# What time of year to go to Banff?



## darcy (Jul 25, 2007)

I would like to schedule a week in the Banff area sometime in the next couple of years.  I assume the best temps (and the most people) are during the June/July/August timeframe.  But it will be easier for me to get there in September...will all of the park features and area attractions still be open?  How early does snow arrive at that latitude and elevation?  We will want to do lots of outdoor/active stuff, so I don't want to be too limited if we can help it.

Thanks!
Megan


----------



## eal (Jul 25, 2007)

September is beautiful in the Canadian Rockies.  Of course at high elevations you can get snow at any time of the year but the cold weather usually stays away until mid-November.

The only thing with September is that there is a big road race on the last weekend of the month that fills up all the hotels and restaurants.


----------



## darcy (Jul 26, 2007)

Thanks for the September info.  The currently available dates do span the last weekend of the month, I think.  I won't rule it out, but how does mid-May compare with respect to the typical weather?

Megan


----------



## darcy (Jul 26, 2007)

Following up to say that the rafting companies seem to run mid-May to mid-September, so that gives me a good idea of when I want to go.


----------



## Kauai Kid (Jul 26, 2007)

darcy said:


> Thanks for the September info.  The currently available dates do span the last weekend of the month, I think.  I won't rule it out, but how does mid-May compare with respect to the typical weather?
> 
> Megan



The first week of June in Yellowstone Country at 6000 feet this year gave us 70 degrees and clear, 33 degrees, windy, rain, sleet, & snow.
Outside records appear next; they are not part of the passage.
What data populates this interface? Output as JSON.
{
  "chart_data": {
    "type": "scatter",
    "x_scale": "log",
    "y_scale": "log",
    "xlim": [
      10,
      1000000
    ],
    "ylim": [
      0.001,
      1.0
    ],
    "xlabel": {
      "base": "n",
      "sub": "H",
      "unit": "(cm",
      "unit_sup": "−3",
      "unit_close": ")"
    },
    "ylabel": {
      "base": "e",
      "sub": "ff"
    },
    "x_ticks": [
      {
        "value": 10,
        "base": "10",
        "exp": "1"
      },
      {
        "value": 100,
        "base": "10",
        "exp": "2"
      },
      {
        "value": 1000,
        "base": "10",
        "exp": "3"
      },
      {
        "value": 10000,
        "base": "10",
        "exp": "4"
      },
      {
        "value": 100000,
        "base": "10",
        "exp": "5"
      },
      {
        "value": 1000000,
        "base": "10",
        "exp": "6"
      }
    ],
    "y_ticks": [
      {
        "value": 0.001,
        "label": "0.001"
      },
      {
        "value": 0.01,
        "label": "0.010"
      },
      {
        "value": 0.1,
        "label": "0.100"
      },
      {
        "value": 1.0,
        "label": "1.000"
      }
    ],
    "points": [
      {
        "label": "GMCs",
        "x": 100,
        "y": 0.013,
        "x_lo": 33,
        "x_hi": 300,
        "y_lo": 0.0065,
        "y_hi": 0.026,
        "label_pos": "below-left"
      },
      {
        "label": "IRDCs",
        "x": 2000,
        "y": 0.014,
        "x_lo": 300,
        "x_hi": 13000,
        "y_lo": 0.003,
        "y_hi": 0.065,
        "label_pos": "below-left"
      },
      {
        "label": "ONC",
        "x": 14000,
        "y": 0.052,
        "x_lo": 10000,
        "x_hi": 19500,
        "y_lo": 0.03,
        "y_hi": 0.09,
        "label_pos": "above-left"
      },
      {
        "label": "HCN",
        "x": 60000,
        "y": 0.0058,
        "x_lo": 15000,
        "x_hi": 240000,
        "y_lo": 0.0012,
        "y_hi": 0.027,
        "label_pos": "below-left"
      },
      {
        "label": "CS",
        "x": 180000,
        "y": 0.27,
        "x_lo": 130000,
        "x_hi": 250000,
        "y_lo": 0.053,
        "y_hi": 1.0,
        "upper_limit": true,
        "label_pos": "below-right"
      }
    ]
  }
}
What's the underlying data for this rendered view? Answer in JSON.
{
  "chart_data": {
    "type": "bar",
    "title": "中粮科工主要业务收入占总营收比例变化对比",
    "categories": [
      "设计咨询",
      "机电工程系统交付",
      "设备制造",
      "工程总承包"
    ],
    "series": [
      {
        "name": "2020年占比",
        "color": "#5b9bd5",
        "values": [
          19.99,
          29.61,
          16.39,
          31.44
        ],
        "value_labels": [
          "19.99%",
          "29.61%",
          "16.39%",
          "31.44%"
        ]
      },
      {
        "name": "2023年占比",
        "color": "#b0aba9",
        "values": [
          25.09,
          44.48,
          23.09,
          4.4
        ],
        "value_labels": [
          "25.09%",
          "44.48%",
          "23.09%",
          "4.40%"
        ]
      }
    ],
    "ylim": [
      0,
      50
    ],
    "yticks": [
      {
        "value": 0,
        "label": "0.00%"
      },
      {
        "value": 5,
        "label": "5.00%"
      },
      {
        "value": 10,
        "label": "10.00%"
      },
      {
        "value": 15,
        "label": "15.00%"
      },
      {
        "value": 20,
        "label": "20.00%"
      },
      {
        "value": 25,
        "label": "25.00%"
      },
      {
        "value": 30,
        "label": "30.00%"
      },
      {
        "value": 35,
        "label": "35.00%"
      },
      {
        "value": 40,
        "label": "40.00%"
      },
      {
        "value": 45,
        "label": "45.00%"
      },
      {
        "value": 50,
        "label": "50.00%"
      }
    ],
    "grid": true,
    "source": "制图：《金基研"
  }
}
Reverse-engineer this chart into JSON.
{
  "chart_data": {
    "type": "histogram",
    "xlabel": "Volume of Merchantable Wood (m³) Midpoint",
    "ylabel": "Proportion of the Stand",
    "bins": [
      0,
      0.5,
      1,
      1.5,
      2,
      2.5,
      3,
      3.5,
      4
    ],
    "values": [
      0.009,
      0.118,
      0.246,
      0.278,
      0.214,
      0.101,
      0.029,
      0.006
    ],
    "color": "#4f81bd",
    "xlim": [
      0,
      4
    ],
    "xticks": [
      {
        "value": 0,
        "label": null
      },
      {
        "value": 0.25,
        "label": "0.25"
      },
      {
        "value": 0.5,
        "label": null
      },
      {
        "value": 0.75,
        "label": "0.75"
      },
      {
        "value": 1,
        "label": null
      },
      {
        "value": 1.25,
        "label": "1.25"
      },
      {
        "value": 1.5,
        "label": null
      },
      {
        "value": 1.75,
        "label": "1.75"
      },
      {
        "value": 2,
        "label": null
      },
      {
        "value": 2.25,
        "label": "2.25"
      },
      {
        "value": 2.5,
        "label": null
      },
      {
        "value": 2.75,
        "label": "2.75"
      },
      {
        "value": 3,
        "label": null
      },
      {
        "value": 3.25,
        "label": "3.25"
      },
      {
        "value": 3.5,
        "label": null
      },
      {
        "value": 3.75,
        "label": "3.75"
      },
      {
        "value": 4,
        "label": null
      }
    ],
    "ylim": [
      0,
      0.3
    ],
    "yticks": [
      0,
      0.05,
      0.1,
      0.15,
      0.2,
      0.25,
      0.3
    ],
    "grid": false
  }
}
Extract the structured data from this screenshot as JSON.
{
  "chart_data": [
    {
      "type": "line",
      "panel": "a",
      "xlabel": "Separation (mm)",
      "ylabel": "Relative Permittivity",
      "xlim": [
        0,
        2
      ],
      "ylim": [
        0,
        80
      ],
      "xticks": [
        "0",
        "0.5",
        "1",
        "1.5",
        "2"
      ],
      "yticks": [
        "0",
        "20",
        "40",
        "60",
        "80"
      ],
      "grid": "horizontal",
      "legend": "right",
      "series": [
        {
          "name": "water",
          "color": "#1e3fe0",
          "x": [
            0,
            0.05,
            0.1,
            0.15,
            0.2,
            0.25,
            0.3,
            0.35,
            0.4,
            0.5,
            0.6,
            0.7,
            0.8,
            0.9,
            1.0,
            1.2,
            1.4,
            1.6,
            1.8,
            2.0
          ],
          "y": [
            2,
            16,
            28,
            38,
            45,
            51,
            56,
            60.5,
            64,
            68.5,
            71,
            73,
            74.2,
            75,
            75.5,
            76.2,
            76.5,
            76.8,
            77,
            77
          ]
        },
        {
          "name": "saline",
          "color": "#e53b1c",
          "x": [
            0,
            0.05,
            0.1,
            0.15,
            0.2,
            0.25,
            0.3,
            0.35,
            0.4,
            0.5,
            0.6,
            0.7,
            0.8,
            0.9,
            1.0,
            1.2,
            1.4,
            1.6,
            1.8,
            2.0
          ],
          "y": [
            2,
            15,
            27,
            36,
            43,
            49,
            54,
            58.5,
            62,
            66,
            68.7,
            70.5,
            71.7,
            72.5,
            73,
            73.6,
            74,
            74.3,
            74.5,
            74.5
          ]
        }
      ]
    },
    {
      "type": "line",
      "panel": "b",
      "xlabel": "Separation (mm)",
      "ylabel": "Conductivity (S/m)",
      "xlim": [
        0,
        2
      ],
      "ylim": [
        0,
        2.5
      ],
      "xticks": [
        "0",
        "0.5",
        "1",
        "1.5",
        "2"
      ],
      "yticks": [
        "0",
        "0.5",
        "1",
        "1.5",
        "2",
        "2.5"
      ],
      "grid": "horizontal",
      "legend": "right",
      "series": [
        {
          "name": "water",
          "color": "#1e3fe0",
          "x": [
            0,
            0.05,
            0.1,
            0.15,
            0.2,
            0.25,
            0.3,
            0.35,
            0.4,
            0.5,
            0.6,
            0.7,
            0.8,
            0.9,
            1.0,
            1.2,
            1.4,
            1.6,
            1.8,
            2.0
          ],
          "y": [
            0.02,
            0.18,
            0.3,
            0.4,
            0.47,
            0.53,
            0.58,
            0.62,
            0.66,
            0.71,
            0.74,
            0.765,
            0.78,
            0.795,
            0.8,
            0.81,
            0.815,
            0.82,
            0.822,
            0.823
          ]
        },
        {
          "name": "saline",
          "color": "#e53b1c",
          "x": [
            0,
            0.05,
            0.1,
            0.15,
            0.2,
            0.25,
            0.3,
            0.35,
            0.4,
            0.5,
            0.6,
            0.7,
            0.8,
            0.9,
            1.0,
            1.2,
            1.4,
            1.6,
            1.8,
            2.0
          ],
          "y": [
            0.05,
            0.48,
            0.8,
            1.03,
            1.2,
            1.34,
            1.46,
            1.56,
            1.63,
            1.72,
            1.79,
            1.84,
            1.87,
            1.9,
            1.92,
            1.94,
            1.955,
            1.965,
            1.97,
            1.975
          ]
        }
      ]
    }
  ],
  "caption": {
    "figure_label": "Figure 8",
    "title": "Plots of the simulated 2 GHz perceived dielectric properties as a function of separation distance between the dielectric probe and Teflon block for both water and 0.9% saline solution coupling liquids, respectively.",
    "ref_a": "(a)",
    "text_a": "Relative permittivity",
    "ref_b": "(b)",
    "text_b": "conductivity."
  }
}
Weather changed within just a few hours some days.   I'd think Banff would be similar if not a little colder in May.

Sterling
Cedar Park


----------



## Art (Jul 26, 2007)

Megan

We did some white water rafting on the Kicking Horse River when we were in Canmore the second week of July.  Apparently, there was a lot of snow last winter so there was a very high run-off this year.  As a result, not that it bothered us rookie rafters, the most extreme set of rapids was not yet open.  Our guide also implied that even the section we did had very high water just a few weeks previously.  Because of the glacial source of the water, we wore wet suits even though the air temperature was around 85 F.

I guess you should take this as a heads up that the September end of the season might be a better bet than the May end.

In terms of availability, the Sunset Resort in Canmore seems to show up in II 18 to 24 months ahead of check-in so now is the time to start watching for a 2009 week.  FWIW, we got our July week via an on-line search in February of 2006.

Art


----------